La donne pourrait changer. Mercredi soir, un peu avant 20 heures, les députés ont voté, à l'unanimité, une proposition de loi (PPL) portée par les députés Laurence Vichnievsky (Modem) et Philippe Gosselin (LR). Cette PPL a pour but de faciliter l'accès à cette procédure juridique pour en favoriser le développement.

Le texte prévoit d'abord d'élargir son champ d'application. Limité dans un premier temps au droit de la consommation, il a été étendu, en 2016, à la santé, l'environnement, la protection des données personnelles, la lutte contre les dis- criminations, puis en 2018 aux litiges relatifs à la location immobilière.

Champ d'application « quasiment universel »

Demain, il sera « quasiment universel », selon les deux députés. L'ensemble des préjudices, qu'ils soient corporels, matériels ou moraux, seront indemnisables. Lors des débats, mercredi après-midi, le gouvernement a tenté d'exclure du champ d'action les manquements des employeurs liés au Code du travail.
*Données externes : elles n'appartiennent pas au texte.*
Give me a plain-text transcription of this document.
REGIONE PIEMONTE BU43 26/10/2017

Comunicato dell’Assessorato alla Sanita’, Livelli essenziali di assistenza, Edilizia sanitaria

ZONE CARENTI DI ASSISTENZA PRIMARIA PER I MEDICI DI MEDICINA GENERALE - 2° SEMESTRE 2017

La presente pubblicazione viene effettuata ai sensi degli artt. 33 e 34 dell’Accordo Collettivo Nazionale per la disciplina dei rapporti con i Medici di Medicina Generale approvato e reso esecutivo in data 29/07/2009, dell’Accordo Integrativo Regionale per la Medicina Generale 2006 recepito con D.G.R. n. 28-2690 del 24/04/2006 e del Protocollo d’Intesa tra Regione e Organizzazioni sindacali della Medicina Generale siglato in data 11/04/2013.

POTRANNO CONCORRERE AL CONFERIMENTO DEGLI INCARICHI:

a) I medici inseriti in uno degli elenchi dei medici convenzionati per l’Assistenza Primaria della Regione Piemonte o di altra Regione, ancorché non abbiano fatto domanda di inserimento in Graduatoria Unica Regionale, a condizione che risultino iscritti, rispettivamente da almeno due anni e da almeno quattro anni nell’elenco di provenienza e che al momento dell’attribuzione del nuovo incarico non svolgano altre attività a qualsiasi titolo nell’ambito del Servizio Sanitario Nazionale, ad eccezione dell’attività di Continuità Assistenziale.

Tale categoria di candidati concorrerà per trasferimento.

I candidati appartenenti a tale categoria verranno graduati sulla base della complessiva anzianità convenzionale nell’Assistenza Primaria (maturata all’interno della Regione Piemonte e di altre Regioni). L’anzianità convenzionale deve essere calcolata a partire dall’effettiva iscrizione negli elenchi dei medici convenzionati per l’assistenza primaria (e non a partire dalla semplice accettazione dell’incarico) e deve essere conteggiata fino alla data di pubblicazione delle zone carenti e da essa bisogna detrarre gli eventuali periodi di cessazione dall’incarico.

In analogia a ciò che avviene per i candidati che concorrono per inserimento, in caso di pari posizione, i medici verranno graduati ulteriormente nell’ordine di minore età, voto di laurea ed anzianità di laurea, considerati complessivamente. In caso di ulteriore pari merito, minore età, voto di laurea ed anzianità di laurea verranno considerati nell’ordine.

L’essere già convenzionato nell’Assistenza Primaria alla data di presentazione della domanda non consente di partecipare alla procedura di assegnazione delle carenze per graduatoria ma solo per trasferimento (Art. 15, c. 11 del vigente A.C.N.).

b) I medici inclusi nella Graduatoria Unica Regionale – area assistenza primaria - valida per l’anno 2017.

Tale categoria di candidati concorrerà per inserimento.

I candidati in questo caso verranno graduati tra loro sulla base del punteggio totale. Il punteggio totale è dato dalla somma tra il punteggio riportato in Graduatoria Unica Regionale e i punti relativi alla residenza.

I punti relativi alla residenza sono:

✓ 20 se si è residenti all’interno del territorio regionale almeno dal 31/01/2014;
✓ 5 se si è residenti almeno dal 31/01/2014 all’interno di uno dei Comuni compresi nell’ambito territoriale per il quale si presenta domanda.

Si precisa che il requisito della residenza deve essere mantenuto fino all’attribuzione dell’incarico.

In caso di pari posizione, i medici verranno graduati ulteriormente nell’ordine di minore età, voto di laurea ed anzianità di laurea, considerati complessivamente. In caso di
En vain. Le texte étend ensuite le nombre d'associations pouvant engager de telles actions. Jusqu'à présent, seules des associations agréées, comme des associations de consommateurs (UFC-Que Choisir, CLCV...), pouvaient intenter ces actions en justice. A l'avenir, 50 personnes physiques, ou 5 personnes morales, pourront créer une association « ad hoc » pour engager la procédure.
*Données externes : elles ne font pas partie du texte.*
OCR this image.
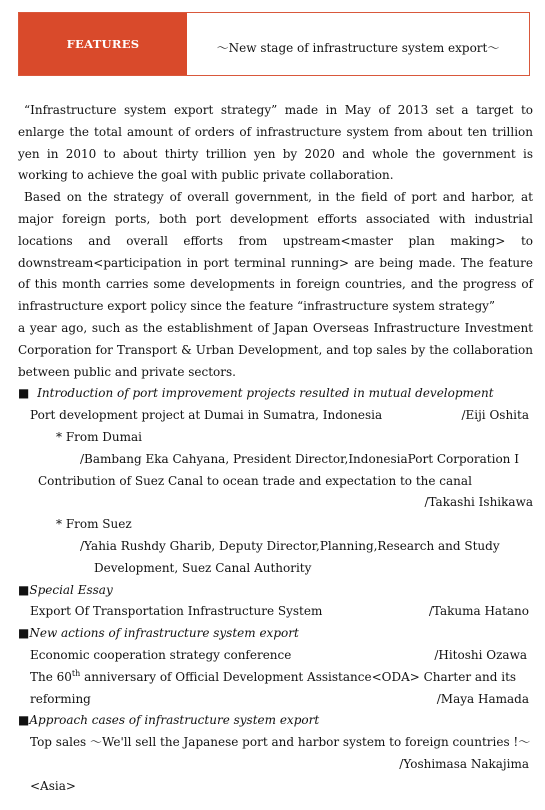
FEATURES	～New stage of infrastructure system export～

“Infrastructure system export strategy” made in May of 2013 set a target to enlarge the total amount of orders of infrastructure system from about ten trillion yen in 2010 to about thirty trillion yen by 2020 and whole the government is working to achieve the goal with public private collaboration.

Based on the strategy of overall government, in the field of port and harbor, at major foreign ports, both port development efforts associated with industrial locations and overall efforts from upstream<master plan making> to downstream<participation in port terminal running> are being made. The feature of this month carries some developments in foreign countries, and the progress of infrastructure export policy since the feature “infrastructure system strategy”

a year ago, such as the establishment of Japan Overseas Infrastructure Investment Corporation for Transport & Urban Development, and top sales by the collaboration between public and private sectors.

■ Introduction of port improvement projects resulted in mutual development
Port development project at Dumai in Sumatra, Indonesia	/Eiji Oshita
* From Dumai
/Bambang Eka Cahyana, President Director,IndonesiaPort Corporation I
Contribution of Suez Canal to ocean trade and expectation to the canal
/Takashi Ishikawa
* From Suez
/Yahia Rushdy Gharib, Deputy Director,Planning,Research and Study
Development, Suez Canal Authority
■Special Essay
Export Of Transportation Infrastructure System	/Takuma Hatano
■New actions of infrastructure system export
Economic cooperation strategy conference	/Hitoshi Ozawa
The 60th anniversary of Official Development Assistance<ODA> Charter and its
reforming	/Maya Hamada
■Approach cases of infrastructure system export
Top sales ～We'll sell the Japanese port and harbor system to foreign countries !～
/Yoshimasa Nakajima
<Asia>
La proposition de loi permet aussi d'alléger le coût de la procédure pour les plaignants, avec la possibilité donnée au juge de faire peser sur l'Etat tout ou partie de l'avance des frais. Elle prévoit aussi que des tribunaux judiciaires désignés aient une compétence exclusive en matière d'action de groupe.

Une sanction civile

Surtout, les députés ont créé, pour la première fois dans le cas d'une action de groupe, une sanction civile en cas de faute intentionnelle ayant causé des dommages sériels. Lorsque le manquement est commis par une personne physique, le montant de la sanction ne peut être supérieur au double du profit réalisé. Lorsque la personne à l'origine du manquement est une personne morale, la sanction est plafonnée à 3 % du chiffre d'affaires hors taxes réalisé en France.  A son tour, le Sénat va se pencher, d'ici peu, sur cette proposition de loi. En France, ces dernières années, pour échapper aux règles procédurales interprétées de façon extrêmement stricte sur la recevabilité des actions de groupe, se sont développées des actions collectives ou groupées. C'est le cas dans l'affaire H2O, cette star déchue de la gestion d'actifs qui a lésé des dizaines de milliers d'épargnants et de professionnels, ou encore dans le scandale du Dieselgate, où Volkswagen est mis en cause pour avoir faussé les émissions réelles de ses véhicules. Reste à voir si les actions de groupe vont désormais prospérer et remplacer les actions collectives.